Still, he couldn’t help but admire Arakataron. Blackmailing a God took courage. If he wasn’t a skeleton, he’d definitely have huge balls…
Desistos stared unflinchingly, not saying a single word. The pressure mounted until Arakataron spoke again.
“I have come into dire straits. These people have attacked and overpowered me. As long as you can destroy them, I swear on my soul to alter your slave seed so that you are completely free, with the only constraint being that you will be unable to harm me directly. I only offer this because I am desperate, oh great Desistos…”
Desistos frowned, releasing his spiritual pressure. Suddenly, Jerry was filled with terror. The black dragon blared in his spiritual perception like a literal sun, to the point where he was forced to retract it. Its entire body seemed made of death energy, and its every casual movement was able to split the air apart and demand worship.
He knew it was a God but hadn’t comprehended the extent of its power before. Now, he did. If it went against them, could they fight it?
If we all worked together, maybe… Jerry considered, but he lacked confidence. They would try, of course, but his instinct told him it was hopeless, especially with Arakataron beside the God.
Still, not all was lost. Desistos was a God—maybe Jerry’s instinct was just prejudiced.

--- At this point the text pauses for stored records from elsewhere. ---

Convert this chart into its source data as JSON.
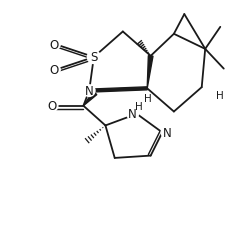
{
  "bg_color": "#ffffff",
  "line_color": "#1a1a1a",
  "line_width": 1.3,
  "font_size": 7.5,
  "figsize": [
    2.48,
    2.32
  ],
  "dpi": 100,
  "xlim": [
    -0.5,
    9.5
  ],
  "ylim": [
    -0.5,
    9.5
  ]
}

“We are doomed…” said Ozborne, shaking his whale head with Jerry still on it.
Desistos was the Death Primordial, one of five that had ruled the world for millennia. Though their disappearance was a mystery, there were plenty of records about their personalities. Desistos was a cold, cruel, calculating monster.
Humans were to Desistos what ants were to humans. It had no concept of gratitude, honor, or mercy. It was a being that embodied the core qualities of necromancy, of life and death, of survival.

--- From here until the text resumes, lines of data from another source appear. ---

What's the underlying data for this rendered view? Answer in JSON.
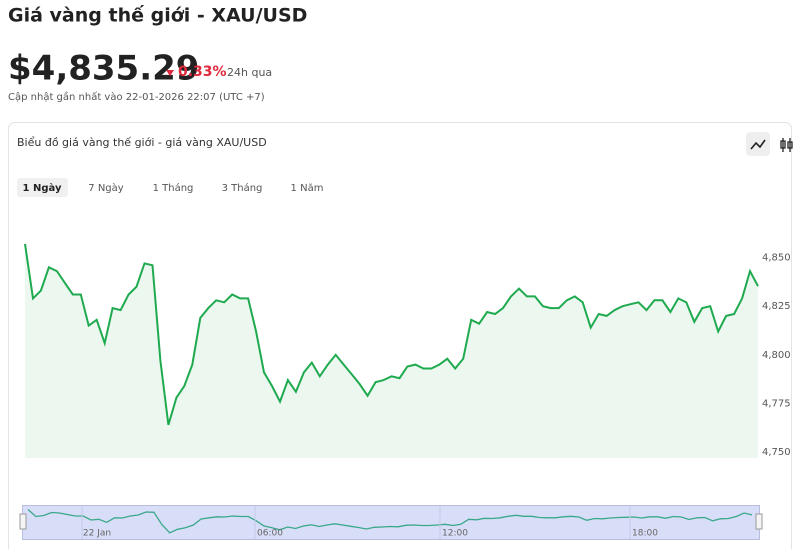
{
  "header": {
    "title": "Giá vàng thế giới - XAU/USD",
    "price": "$4,835.29",
    "change": "0.33%",
    "period": "24h qua",
    "updated": "Cập nhật gần nhất vào 22-01-2026 22:07 (UTC +7)"
  },
  "card": {
    "title": "Biểu đồ giá vàng thế giới - giá vàng XAU/USD",
    "tabs": [
      "1 Ngày",
      "7 Ngày",
      "1 Tháng",
      "3 Tháng",
      "1 Năm"
    ]
  },
  "chart_data": {
    "type": "line",
    "color": "#1faa4f",
    "grid": false,
    "values": [
      4857,
      4829,
      4833,
      4845,
      4843,
      4837,
      4831,
      4831,
      4815,
      4818,
      4806,
      4824,
      4823,
      4831,
      4835,
      4847,
      4846,
      4797,
      4764,
      4778,
      4784,
      4795,
      4819,
      4824,
      4828,
      4827,
      4831,
      4829,
      4829,
      4812,
      4791,
      4784,
      4776,
      4787,
      4781,
      4791,
      4796,
      4789,
      4795,
      4800,
      4795,
      4790,
      4785,
      4779,
      4786,
      4787,
      4789,
      4788,
      4794,
      4795,
      4793,
      4793,
      4795,
      4798,
      4793,
      4798,
      4818,
      4816,
      4822,
      4821,
      4824,
      4830,
      4834,
      4830,
      4830,
      4825,
      4824,
      4824,
      4828,
      4830,
      4827,
      4814,
      4821,
      4820,
      4823,
      4825,
      4826,
      4827,
      4823,
      4828,
      4828,
      4822,
      4829,
      4827,
      4817,
      4824,
      4825,
      4812,
      4820,
      4821,
      4829,
      4843,
      4835.29
    ],
    "ylim": [
      4747,
      4859
    ],
    "yticks": [
      {
        "value": 4750,
        "label": "4,750"
      },
      {
        "value": 4775,
        "label": "4,775"
      },
      {
        "value": 4800,
        "label": "4,800"
      },
      {
        "value": 4825,
        "label": "4,825"
      },
      {
        "value": 4850,
        "label": "4,850"
      }
    ],
    "navigator_labels": [
      "22 Jan",
      "06:00",
      "12:00",
      "18:00"
    ]
  }
}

The deal that Arakataron offered was well thought-out. If Desistos simply destroyed Jerry and the rest, it would be free. So what if Arakataron’s words were an insult? So what if he’d admitted to plotting against the black dragon?
In exchange for a God’s freedom, a few mortal lives and an insult were a tiny price to pay. Arakataron had even sworn on his soul that he would keep his end of the deal, and soul oaths were unbreakable.
In the end, it could only be said that Desistos was lucky, and that Jerry and the rest were unlucky.
Desistos opened his jaws. “No,” he said. He then raised a claw and, in a movement that seemed slow but somehow inevitable, squashed the shocked Archmage into bone paste.